The Future of PME

Graham Parsons, former professor of philosophy at the US Military Academy at West Point:
It turned out to be easy to undermine West Point. All it took was an executive order from President Trump and a memo from Defense Secretary Pete Hegseth dictating what could and couldn’t be taught in the military and its educational institutions.
In a matter of days, the United States Military Academy at West Point abandoned its core principles. Once a school that strove to give cadets the broad-based, critical-minded, nonpartisan education they need for careers as Army officers, it was suddenly eliminating courses, modifying syllabuses and censoring arguments to comport with the ideological tastes of the Trump administration.
I will be resigning after this semester from my tenured position at West Point after 13 years on the faculty. I cannot tolerate these changes, which prevent me from doing my job responsibly. I am ashamed to be associated with the academy in its current form.
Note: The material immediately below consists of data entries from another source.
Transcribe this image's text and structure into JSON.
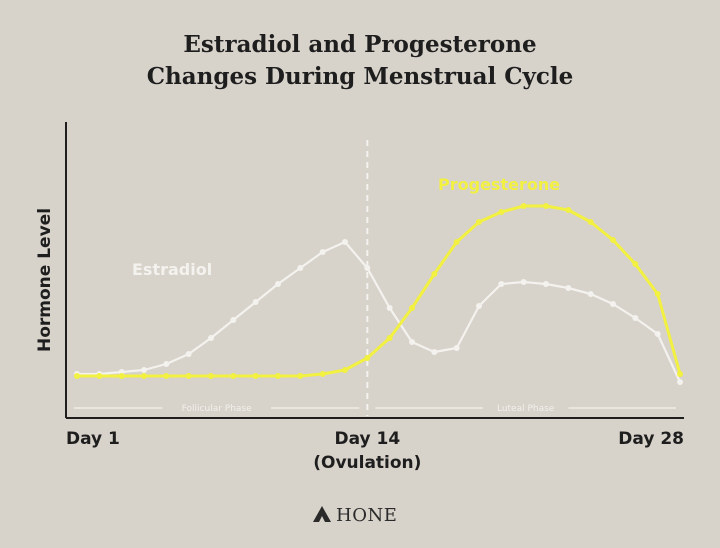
{
  "chart_data": {
    "type": "line",
    "title": [
      "Estradiol and Progesterone",
      "Changes During Menstrual Cycle"
    ],
    "ylabel": "Hormone Level",
    "xlim": [
      0,
      28
    ],
    "ylim": [
      0,
      100
    ],
    "x_ticks": [
      {
        "x": 1,
        "label": [
          "Day 1"
        ]
      },
      {
        "x": 14,
        "label": [
          "Day 14",
          "(Ovulation)"
        ]
      },
      {
        "x": 28,
        "label": [
          "Day 28"
        ]
      }
    ],
    "ovulation_marker_x": 14,
    "phases": [
      {
        "label": "Follicular Phase",
        "from": 1,
        "to": 14
      },
      {
        "label": "Luteal Phase",
        "to": 28
      }
    ],
    "series": [
      {
        "name": "Estradiol",
        "color": "#f4f2ee",
        "x": [
          1,
          2,
          3,
          4,
          5,
          6,
          7,
          8,
          9,
          10,
          11,
          12,
          13,
          14,
          15,
          16,
          17,
          18,
          19,
          20,
          21,
          22,
          23,
          24,
          25,
          26,
          27,
          28
        ],
        "values": [
          12,
          12,
          13,
          14,
          17,
          22,
          30,
          39,
          48,
          57,
          65,
          73,
          78,
          65,
          45,
          28,
          23,
          25,
          46,
          57,
          58,
          57,
          55,
          52,
          47,
          40,
          32,
          8
        ]
      },
      {
        "name": "Progesterone",
        "color": "#f2f040",
        "x": [
          1,
          2,
          3,
          4,
          5,
          6,
          7,
          8,
          9,
          10,
          11,
          12,
          13,
          14,
          15,
          16,
          17,
          18,
          19,
          20,
          21,
          22,
          23,
          24,
          25,
          26,
          27,
          28
        ],
        "values": [
          11,
          11,
          11,
          11,
          11,
          11,
          11,
          11,
          11,
          11,
          11,
          12,
          14,
          20,
          30,
          45,
          62,
          78,
          88,
          93,
          96,
          96,
          94,
          88,
          79,
          67,
          52,
          12
        ]
      }
    ],
    "grid": false,
    "legend": "inline-labels"
  },
  "branding": {
    "logo_icon": "mountain-icon",
    "logo_text": "HONE"
  }
}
Professional Military Education (PME) is taking it on the chin in this administration, in no small part because of its association with the broader project of disciplining the entire US higher education sector. I suspect that things are going to get worse before they get better [ED]. The Trump administration now views the officer corps with great suspicion and thinks that PME (from undergraduate institutions like West Point to the War Colleges in Carlisle, Newport, and Maxwell) are sources of disloyalty to administration policy.